Here's a statement of the obvious: The opinions expressed here are those of the participants, not those of the Mutual Fund Observer. We cannot vouch for the accuracy or appropriateness of any of it, though we do encourage civility and good humor.
Support MFO
Donate through PayPal
High Earners Age 50 and Older Are About to Lose 'Catch-Up' privileges in 401Ks
I know this can be a 'good problem' for many, but the meta is clear: the IRS restricting 'catchup' contributions for older workers who can afford to do so is one more shift towards the government creating an uncomfortable retirement for many as costs continue to rise everywhere.
The 'catch-up' is lost only by those over 50 who earn > $145K (per employer), at least for now.
But it's a horrible signal that the IRS is looking to restrict retirement savings. The govt is so wasteful in its spending and this is simply not an area to be targeted.
Stuff like this is another reason I'm glad nearly all of my retirement assets are in taxable accounts .. i don't need to worry about playing these games, planning withdrawls, dealing with RMDs down the road. Keeps things rather simple.
The IRS had little to do with this other than restate what Congress required. Give credit where credit is due.

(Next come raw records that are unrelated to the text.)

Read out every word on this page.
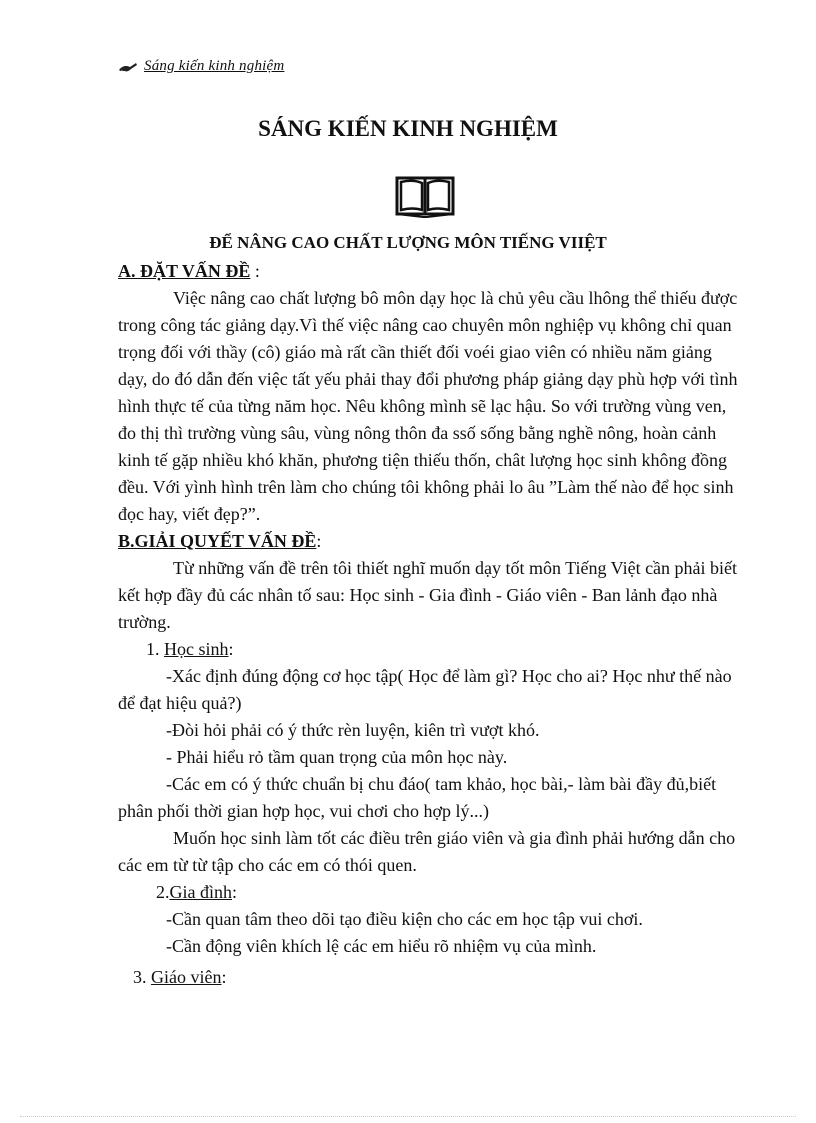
Sáng kiến kinh nghiệm
SÁNG KIẾN KINH NGHIỆM
ĐỂ NÂNG CAO CHẤT LƯỢNG MÔN TIẾNG VIIỆT
A. ĐẶT VẤN ĐỀ :

Việc nâng cao chất lượng bô môn dạy học là chủ yêu cầu lhông thể thiếu được trong công tác giảng dạy.Vì thế việc nâng cao chuyên môn nghiệp vụ không chỉ quan trọng đối với thầy (cô) giáo mà rất cần thiết đối voéi giao viên có nhiều năm giảng dạy, do đó dẫn đến việc tất yếu phải thay đổi phương pháp giảng dạy phù hợp với tình hình thực tế của từng năm học. Nêu không mình sẽ lạc hậu. So với trường vùng ven, đo thị thì trường vùng sâu, vùng nông thôn đa ssố sống bằng nghề nông, hoàn cảnh kinh tế gặp nhiều khó khăn, phương tiện thiếu thốn, chât lượng học sinh không đồng đều. Với yình hình trên làm cho chúng tôi không phải lo âu ”Làm thế nào để học sinh đọc hay, viết đẹp?”.

B.GIẢI QUYẾT VẤN ĐỀ:

Từ những vấn đề trên tôi thiết nghĩ muốn dạy tốt môn Tiếng Việt cần phải biết kết hợp đầy đủ các nhân tố sau: Học sinh - Gia đình - Giáo viên - Ban lảnh đạo nhà trường.

1. Học sinh:

-Xác định đúng động cơ học tập( Học để làm gì? Học cho ai? Học như thế nào để đạt hiệu quả?)

-Đòi hỏi phải có ý thức rèn luyện, kiên trì vượt khó.

- Phải hiểu rỏ tầm quan trọng của môn học này.

-Các em có ý thức chuẩn bị chu đáo( tam khảo, học bài,- làm bài đầy đủ,biết phân phối thời gian hợp học, vui chơi cho hợp lý...)

Muốn học sinh làm tốt các điều trên giáo viên và gia đình phải hướng dẫn cho các em từ từ tập cho các em có thói quen.

2.Gia đình:

-Cần quan tâm theo dõi tạo điều kiện cho các em học tập vui chơi.

-Cần động viên khích lệ các em hiểu rõ nhiệm vụ của mình.

3. Giáo viên:
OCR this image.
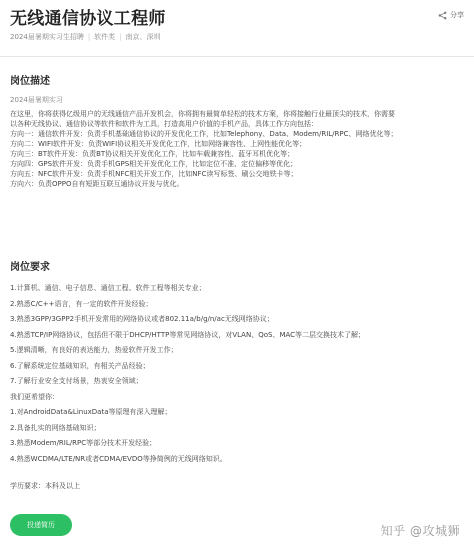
无线通信协议工程师
2024届暑期实习生招聘 | 软件类 | 南京、深圳
分享
岗位描述
2024届暑期实习
在这里，你将获得亿级用户的无线通信产品开发机会，你将拥有最简单轻松的技术方案，你将接触行业最顶尖的技术，你需要
以各种无线协议、通信协议等软件和软件为工具，打造高用户价值的手机产品，具体工作方向包括：
方向一：通信软件开发：负责手机基础通信协议的开发优化工作，比如Telephony、Data、Modem/RIL/RPC、网络优化等；
方向二：WIFI软件开发：负责WIFI协议相关开发优化工作，比如网络兼容性、上网性能优化等；
方向三：BT软件开发：负责BT协议相关开发优化工作，比如车载兼容性、蓝牙耳机优化等；
方向四：GPS软件开发：负责手机GPS相关开发优化工作，比如定位不准、定位偏移等优化；
方向五：NFC软件开发：负责手机NFC相关开发工作，比如NFC读写标签、刷公交地铁卡等；
方向六：负责OPPO自有短距互联互通协议开发与优化。
岗位要求
1.计算机、通信、电子信息、通信工程、软件工程等相关专业；
2.熟悉C/C++语言，有一定的软件开发经验；
3.熟悉3GPP/3GPP2手机开发常用的网络协议或者802.11a/b/g/n/ac无线网络协议；
4.熟悉TCP/IP网络协议，包括但不限于DHCP/HTTP等常见网络协议，对VLAN、QoS、MAC等二层交换技术了解；
5.逻辑清晰，有良好的表达能力，热爱软件开发工作；
6.了解系统定位基础知识，有相关产品经验；
7.了解行业安全支付场景，热衷安全领域；
我们更希望你：
1.对AndroidData&LinuxData等原理有深入理解；
2.具备扎实的网络基础知识；
3.熟悉Modem/RIL/RPC等部分技术开发经验；
4.熟悉WCDMA/LTE/NR或者CDMA/EVDO等挣简例的无线网络知识。
学历要求：本科及以上
投递简历	知乎 @攻城狮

SECURE 2.0 introduced two notable changes to this system:
mandatory Roth treatment for catch-up contributions by high earners for taxable years beginning after Dec. 31, 2023 optional "super catch-up" contributions for participants ages 60 to 63 for taxable years beginning after Dec. 31, 2024
As a practical matter, the executive branch does have limited discretion in carrying out what Congress says, especially in making sure that the law can actually be executed:
Due to concerns that plan sponsors and recordkeepers would be unable to comply with the mandatory Roth catch-up requirement by the original deadline, Notice 2023-62 provided a transition period that delayed the effective date until Jan. 1, 2026 (although, a later effective date may apply for collectively bargained plans).
Even Congress isn't restricting retirement savings; see e.g. rforno's post above. What Congress has always done is to restrain the government's largesse by limiting contributions. That's far and away the larger restriction. And with its new "super catch up" provision, Congress is enabling earners to shelter of another $11K of assets that would otherwise sit in taxable accounts.

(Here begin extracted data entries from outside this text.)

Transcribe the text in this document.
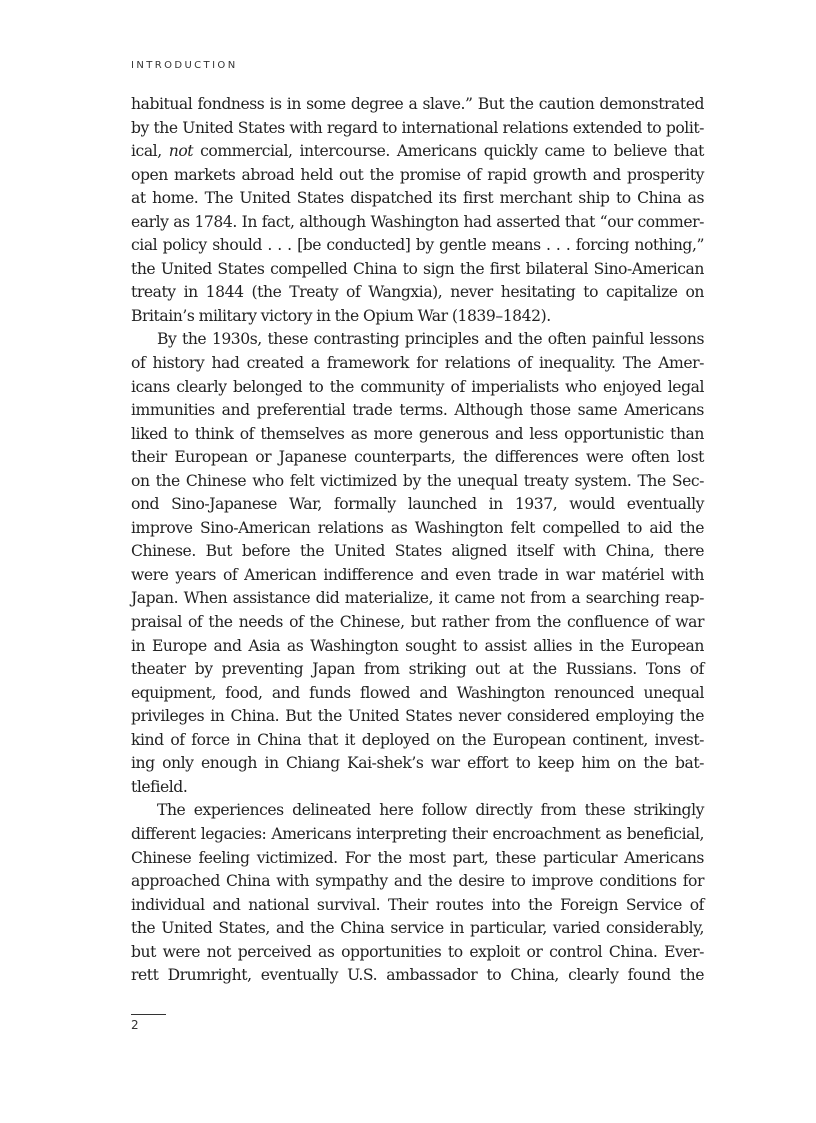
INTRODUCTION
habitual fondness is in some degree a slave.” But the caution demonstrated
by the United States with regard to international relations extended to polit-
ical, not commercial, intercourse. Americans quickly came to believe that
open markets abroad held out the promise of rapid growth and prosperity
at home. The United States dispatched its first merchant ship to China as
early as 1784. In fact, although Washington had asserted that “our commer-
cial policy should . . . [be conducted] by gentle means . . . forcing nothing,”
the United States compelled China to sign the first bilateral Sino-American
treaty in 1844 (the Treaty of Wangxia), never hesitating to capitalize on
Britain’s military victory in the Opium War (1839–1842).
By the 1930s, these contrasting principles and the often painful lessons
of history had created a framework for relations of inequality. The Amer-
icans clearly belonged to the community of imperialists who enjoyed legal
immunities and preferential trade terms. Although those same Americans
liked to think of themselves as more generous and less opportunistic than
their European or Japanese counterparts, the differences were often lost
on the Chinese who felt victimized by the unequal treaty system. The Sec-
ond Sino-Japanese War, formally launched in 1937, would eventually
improve Sino-American relations as Washington felt compelled to aid the
Chinese. But before the United States aligned itself with China, there
were years of American indifference and even trade in war matériel with
Japan. When assistance did materialize, it came not from a searching reap-
praisal of the needs of the Chinese, but rather from the confluence of war
in Europe and Asia as Washington sought to assist allies in the European
theater by preventing Japan from striking out at the Russians. Tons of
equipment, food, and funds flowed and Washington renounced unequal
privileges in China. But the United States never considered employing the
kind of force in China that it deployed on the European continent, invest-
ing only enough in Chiang Kai-shek’s war effort to keep him on the bat-
tlefield.
The experiences delineated here follow directly from these strikingly
different legacies: Americans interpreting their encroachment as beneficial,
Chinese feeling victimized. For the most part, these particular Americans
approached China with sympathy and the desire to improve conditions for
individual and national survival. Their routes into the Foreign Service of
the United States, and the China service in particular, varied considerably,
but were not perceived as opportunities to exploit or control China. Ever-
rett Drumright, eventually U.S. ambassador to China, clearly found the
2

Still, not to worry if you're a really high earner (read business partner). Congress continues to give them favorable tax treatment on profit sharing (carried interest) and even on catch up contributions:
No FICA Wages, No Roth Mandate. Participants without FICA wages (e.g., partners who have only self-employment income) are not subject to the Roth requirement.
Comments
But it's a horrible signal that the IRS is looking to restrict retirement savings. The govt is so wasteful in its spending and this is simply not an area to be targeted.
There is no excuse for this.
From 2026, all catchups above the threshold at a single job must go into Roth 401k. So, below the threshold, catchups can go to 401k or Roth 401k.

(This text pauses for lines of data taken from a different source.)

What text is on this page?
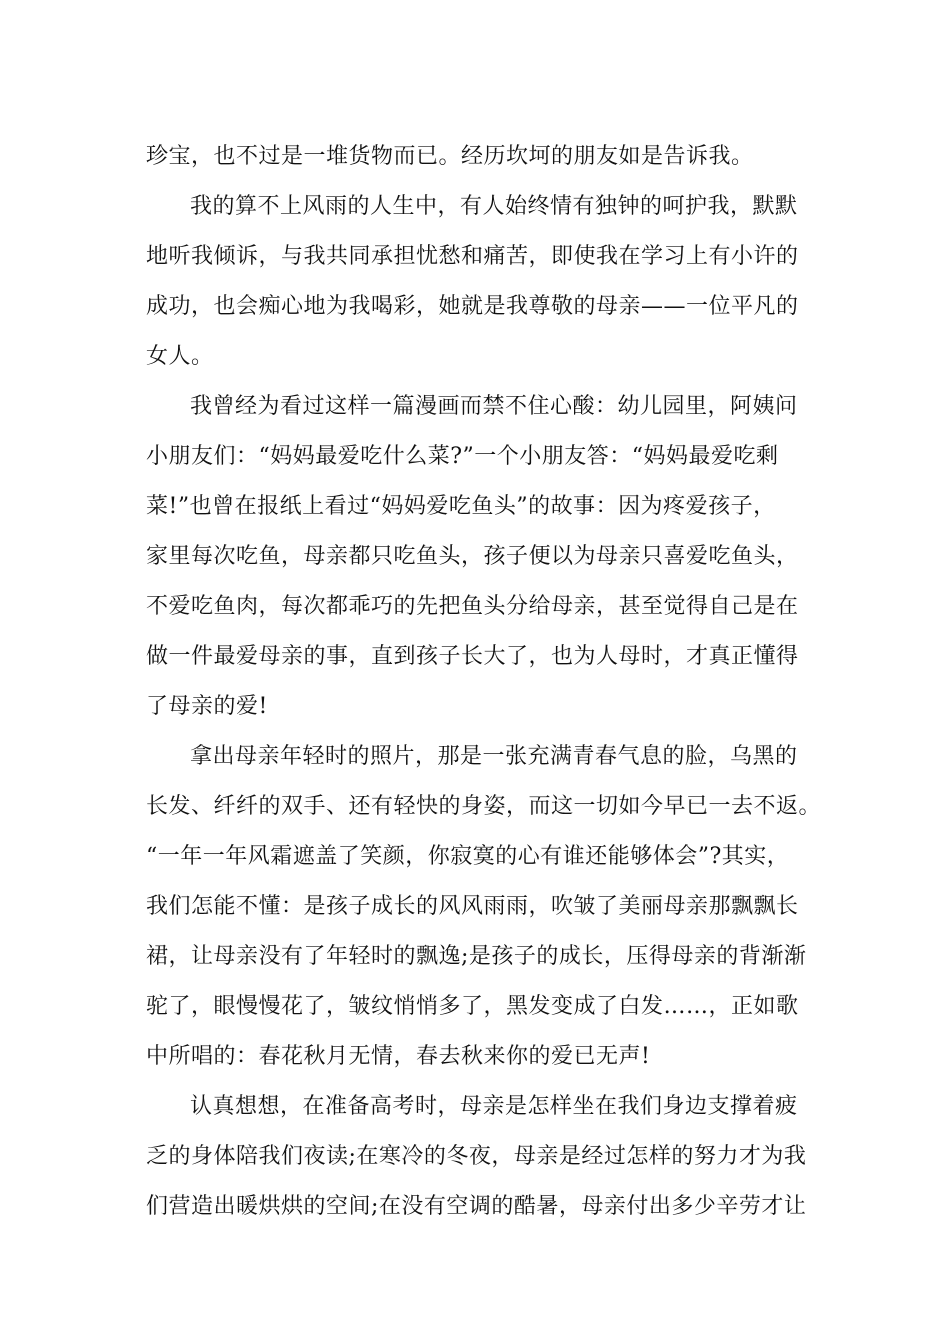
珍宝，也不过是一堆货物而已。经历坎坷的朋友如是告诉我。
我的算不上风雨的人生中，有人始终情有独钟的呵护我，默默
地听我倾诉，与我共同承担忧愁和痛苦，即使我在学习上有小许的
成功，也会痴心地为我喝彩，她就是我尊敬的母亲——一位平凡的
女人。
我曾经为看过这样一篇漫画而禁不住心酸：幼儿园里，阿姨问
小朋友们：“妈妈最爱吃什么菜?”一个小朋友答：“妈妈最爱吃剩
菜!”也曾在报纸上看过“妈妈爱吃鱼头”的故事：因为疼爱孩子，
家里每次吃鱼，母亲都只吃鱼头，孩子便以为母亲只喜爱吃鱼头，
不爱吃鱼肉，每次都乖巧的先把鱼头分给母亲，甚至觉得自己是在
做一件最爱母亲的事，直到孩子长大了，也为人母时，才真正懂得
了母亲的爱!
拿出母亲年轻时的照片，那是一张充满青春气息的脸，乌黑的
长发、纤纤的双手、还有轻快的身姿，而这一切如今早已一去不返。
“一年一年风霜遮盖了笑颜，你寂寞的心有谁还能够体会”?其实，
我们怎能不懂：是孩子成长的风风雨雨，吹皱了美丽母亲那飘飘长
裙，让母亲没有了年轻时的飘逸;是孩子的成长，压得母亲的背渐渐
驼了，眼慢慢花了，皱纹悄悄多了，黑发变成了白发……，正如歌
中所唱的：春花秋月无情，春去秋来你的爱已无声!
认真想想，在准备高考时，母亲是怎样坐在我们身边支撑着疲
乏的身体陪我们夜读;在寒冷的冬夜，母亲是经过怎样的努力才为我
们营造出暖烘烘的空间;在没有空调的酷暑，母亲付出多少辛劳才让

Threshold used is for income in the prior year & are inflation-adjusted: $145K (2025), $150K (2026 est)
If Roth 401k isn’t available, then one is out of luck – complain to HR.
Catchup for 50+ is $7,500 (2025), $8,000 (2026 est).
Super Catchup for 60-63 is $11,250 (2025, 2026 est). It’s about 150% of the regular catchup amount.
Relevant age is for the DOB in the applicable calendar year.
Estimates will have to be confirmed by IRS later.
403b rules are similar to 401k, but there is also a limited 15-yr catchup.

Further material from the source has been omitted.